Many blame it on fracking, or water injection wells, that triggered these quakes.
"It sounded like someone ran into the garage door with their car," said Susan Cole. "I looked at my husband and said was that just an earthquake? "
"The earthquake came through and the whole house was shaking real hard," says Aryca Hall.
We asked Bill Townsend if the earthquakes scare him, and he replied that they're all used to it by now.
That might be because there were 1,400 recorded earthquakes on the Guy-Greenbrier fault line in two years and so folks have learned to live with the ground shaking beneath their feet.
Scott Ausbrooks with the Arkansas Geological Survey, said an enormous swarm of earthquakes struck in just one month.

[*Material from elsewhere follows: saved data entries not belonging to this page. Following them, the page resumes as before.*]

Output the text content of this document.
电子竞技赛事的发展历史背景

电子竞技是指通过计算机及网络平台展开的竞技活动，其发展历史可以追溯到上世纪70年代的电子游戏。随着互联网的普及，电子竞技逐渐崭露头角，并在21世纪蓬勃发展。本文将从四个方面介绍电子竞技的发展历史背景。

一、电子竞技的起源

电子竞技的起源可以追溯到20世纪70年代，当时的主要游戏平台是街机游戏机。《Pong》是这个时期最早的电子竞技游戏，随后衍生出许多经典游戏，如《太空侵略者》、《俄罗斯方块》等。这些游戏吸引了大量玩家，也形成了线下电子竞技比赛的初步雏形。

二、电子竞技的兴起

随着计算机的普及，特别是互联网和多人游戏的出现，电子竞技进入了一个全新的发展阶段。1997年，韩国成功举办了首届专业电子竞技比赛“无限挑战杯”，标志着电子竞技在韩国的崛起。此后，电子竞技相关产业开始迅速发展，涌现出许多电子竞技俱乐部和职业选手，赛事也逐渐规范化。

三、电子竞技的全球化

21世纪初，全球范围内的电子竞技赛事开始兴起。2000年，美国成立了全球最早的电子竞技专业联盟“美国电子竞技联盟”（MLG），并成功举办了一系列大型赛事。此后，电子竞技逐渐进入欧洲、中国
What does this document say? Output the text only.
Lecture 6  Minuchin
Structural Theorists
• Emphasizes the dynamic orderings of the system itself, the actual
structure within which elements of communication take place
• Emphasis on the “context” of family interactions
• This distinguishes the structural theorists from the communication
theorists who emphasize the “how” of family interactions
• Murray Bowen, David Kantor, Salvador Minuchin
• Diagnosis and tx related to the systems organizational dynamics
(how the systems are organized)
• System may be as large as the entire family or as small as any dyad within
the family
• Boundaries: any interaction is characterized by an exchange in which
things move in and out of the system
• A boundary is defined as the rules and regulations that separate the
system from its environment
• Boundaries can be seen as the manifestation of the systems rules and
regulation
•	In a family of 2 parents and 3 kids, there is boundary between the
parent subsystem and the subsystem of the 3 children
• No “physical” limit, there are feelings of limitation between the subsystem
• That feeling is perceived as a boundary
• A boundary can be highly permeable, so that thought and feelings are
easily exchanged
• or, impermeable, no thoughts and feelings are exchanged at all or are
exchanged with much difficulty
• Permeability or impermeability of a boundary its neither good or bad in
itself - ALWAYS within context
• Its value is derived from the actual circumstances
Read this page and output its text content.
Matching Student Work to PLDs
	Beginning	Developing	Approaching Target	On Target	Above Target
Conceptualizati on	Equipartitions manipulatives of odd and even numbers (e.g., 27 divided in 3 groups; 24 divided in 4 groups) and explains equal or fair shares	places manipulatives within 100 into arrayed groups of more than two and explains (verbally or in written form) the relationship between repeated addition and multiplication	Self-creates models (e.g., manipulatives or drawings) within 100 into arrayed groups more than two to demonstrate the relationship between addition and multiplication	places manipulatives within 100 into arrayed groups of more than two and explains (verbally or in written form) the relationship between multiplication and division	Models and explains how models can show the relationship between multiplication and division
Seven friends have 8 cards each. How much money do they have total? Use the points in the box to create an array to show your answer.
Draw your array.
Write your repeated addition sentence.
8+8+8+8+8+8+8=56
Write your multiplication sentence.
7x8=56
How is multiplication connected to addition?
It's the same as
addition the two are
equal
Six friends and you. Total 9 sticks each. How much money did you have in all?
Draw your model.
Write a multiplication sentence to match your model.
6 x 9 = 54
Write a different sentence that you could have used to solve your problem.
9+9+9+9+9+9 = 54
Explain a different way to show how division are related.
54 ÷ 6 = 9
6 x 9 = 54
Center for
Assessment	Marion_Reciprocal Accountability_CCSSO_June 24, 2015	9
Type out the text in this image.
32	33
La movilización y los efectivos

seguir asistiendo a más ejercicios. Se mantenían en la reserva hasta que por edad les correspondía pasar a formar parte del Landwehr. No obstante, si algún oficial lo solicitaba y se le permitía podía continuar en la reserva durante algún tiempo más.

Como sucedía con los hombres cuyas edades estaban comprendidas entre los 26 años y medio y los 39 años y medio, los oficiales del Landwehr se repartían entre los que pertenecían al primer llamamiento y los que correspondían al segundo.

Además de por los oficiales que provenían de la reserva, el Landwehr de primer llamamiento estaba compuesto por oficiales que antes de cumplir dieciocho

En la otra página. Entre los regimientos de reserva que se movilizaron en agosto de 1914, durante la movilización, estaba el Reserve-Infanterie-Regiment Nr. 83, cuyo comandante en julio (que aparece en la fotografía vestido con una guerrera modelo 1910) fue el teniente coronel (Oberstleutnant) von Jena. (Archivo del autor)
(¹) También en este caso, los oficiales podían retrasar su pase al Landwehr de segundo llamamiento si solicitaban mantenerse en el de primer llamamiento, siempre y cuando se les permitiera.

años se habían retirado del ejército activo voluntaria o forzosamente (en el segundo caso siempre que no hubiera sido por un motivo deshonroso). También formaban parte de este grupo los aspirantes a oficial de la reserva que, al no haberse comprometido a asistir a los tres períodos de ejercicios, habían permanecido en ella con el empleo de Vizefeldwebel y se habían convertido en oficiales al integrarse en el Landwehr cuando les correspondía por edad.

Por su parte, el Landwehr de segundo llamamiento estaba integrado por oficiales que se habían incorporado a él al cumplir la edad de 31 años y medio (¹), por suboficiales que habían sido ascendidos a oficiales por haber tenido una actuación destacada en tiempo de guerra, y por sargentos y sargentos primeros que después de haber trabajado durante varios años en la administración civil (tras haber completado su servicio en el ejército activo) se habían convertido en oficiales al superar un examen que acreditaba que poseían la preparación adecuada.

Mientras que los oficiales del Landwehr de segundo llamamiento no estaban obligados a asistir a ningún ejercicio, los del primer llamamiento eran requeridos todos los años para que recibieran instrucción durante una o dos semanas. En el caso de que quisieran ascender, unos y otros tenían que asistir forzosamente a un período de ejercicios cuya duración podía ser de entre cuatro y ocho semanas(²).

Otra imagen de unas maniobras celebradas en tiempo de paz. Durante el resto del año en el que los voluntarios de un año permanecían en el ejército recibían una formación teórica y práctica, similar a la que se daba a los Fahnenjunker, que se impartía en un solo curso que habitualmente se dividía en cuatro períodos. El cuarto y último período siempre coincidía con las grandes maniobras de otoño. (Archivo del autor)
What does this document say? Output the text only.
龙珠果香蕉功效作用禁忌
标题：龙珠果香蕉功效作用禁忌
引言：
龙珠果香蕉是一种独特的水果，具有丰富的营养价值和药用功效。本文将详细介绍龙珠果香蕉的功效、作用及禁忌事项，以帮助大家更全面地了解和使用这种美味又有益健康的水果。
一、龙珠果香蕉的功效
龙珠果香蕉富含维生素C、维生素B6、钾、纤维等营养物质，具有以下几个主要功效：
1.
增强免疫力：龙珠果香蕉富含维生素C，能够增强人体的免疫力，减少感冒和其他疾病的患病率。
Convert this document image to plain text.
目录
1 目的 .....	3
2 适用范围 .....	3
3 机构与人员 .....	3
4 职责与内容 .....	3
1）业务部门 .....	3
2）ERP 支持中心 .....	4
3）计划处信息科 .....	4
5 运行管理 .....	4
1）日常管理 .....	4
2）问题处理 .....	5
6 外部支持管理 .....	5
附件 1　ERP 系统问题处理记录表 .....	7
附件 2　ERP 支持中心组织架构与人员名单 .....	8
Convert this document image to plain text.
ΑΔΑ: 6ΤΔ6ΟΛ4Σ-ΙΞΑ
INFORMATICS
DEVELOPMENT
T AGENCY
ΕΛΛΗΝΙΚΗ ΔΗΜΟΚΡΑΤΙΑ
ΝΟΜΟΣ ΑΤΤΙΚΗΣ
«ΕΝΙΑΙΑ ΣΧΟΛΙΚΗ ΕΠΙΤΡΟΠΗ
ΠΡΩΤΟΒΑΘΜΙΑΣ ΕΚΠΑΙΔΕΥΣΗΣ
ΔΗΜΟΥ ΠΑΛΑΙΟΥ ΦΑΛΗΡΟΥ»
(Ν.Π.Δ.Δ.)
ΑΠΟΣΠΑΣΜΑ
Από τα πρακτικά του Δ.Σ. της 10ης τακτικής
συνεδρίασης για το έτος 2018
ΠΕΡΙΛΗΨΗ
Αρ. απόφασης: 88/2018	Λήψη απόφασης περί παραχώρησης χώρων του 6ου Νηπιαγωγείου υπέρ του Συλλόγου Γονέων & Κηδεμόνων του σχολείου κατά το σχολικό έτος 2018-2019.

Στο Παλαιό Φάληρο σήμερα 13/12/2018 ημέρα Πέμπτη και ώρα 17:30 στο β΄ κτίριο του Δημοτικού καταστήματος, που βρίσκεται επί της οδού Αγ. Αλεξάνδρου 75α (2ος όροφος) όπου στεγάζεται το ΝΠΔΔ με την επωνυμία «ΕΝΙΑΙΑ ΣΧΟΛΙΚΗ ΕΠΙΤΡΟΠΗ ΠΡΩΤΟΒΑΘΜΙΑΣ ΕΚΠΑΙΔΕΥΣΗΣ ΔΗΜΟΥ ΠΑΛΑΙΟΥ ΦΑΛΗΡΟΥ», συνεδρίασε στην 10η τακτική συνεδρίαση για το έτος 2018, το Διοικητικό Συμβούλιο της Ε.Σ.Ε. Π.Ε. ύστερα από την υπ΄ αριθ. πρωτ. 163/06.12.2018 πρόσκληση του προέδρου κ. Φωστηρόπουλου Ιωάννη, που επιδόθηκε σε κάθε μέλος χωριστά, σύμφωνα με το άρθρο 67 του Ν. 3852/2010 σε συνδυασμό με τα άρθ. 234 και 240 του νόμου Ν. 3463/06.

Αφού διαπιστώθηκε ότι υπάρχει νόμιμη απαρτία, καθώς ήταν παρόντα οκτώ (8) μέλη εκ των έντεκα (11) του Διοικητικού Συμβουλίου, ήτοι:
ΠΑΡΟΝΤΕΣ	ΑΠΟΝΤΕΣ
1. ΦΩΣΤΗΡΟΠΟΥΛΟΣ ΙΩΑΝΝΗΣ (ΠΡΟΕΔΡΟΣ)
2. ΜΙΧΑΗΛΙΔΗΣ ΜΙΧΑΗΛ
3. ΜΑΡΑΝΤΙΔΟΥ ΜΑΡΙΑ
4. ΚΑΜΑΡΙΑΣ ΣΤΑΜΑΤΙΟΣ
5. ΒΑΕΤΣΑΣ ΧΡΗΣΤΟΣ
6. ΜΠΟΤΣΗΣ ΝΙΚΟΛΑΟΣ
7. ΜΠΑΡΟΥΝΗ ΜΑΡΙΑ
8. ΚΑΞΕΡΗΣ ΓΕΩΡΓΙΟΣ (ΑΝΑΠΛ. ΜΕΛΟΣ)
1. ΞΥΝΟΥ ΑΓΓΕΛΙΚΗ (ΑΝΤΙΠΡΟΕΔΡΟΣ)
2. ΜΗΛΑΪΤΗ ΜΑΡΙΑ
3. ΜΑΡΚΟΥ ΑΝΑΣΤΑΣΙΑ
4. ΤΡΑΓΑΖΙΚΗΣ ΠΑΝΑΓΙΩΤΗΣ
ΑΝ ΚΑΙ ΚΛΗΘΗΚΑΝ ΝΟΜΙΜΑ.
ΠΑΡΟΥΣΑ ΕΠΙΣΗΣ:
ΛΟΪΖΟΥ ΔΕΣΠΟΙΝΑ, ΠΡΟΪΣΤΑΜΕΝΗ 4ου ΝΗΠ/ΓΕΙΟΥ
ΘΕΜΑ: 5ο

"We saw a burst of activity almost 700 between September and October," he said.
The area right on the fault line is already seismically active so any disturbance could easily trigger an earthquake.
"What we found was based on the temporal and spacial placement," said Ausbrooks. "In other words, when the earthquakes occurred, where they occurred, the correlation was much more with injection wells than anything else."
Findings that led to the four injection wells eventually being shut down by the State Oil and Gas Commission in July of 2011, which meant an end to the fracking.
"Several weeks ago we had two small ones," said Ausbrooks. "One you could hear and feel pretty good."
Although there's now a moratorium on these wells in the area. that doesn't mean there won't be aftershocks.
Other areas of the country recorded those were felt as many as seven years after wells were stopped.
Ausbrooks says the decision to stop the wells and end fracking should be at least the beginning of the end to this problem.
The moratorium on any wells in the area is permanent.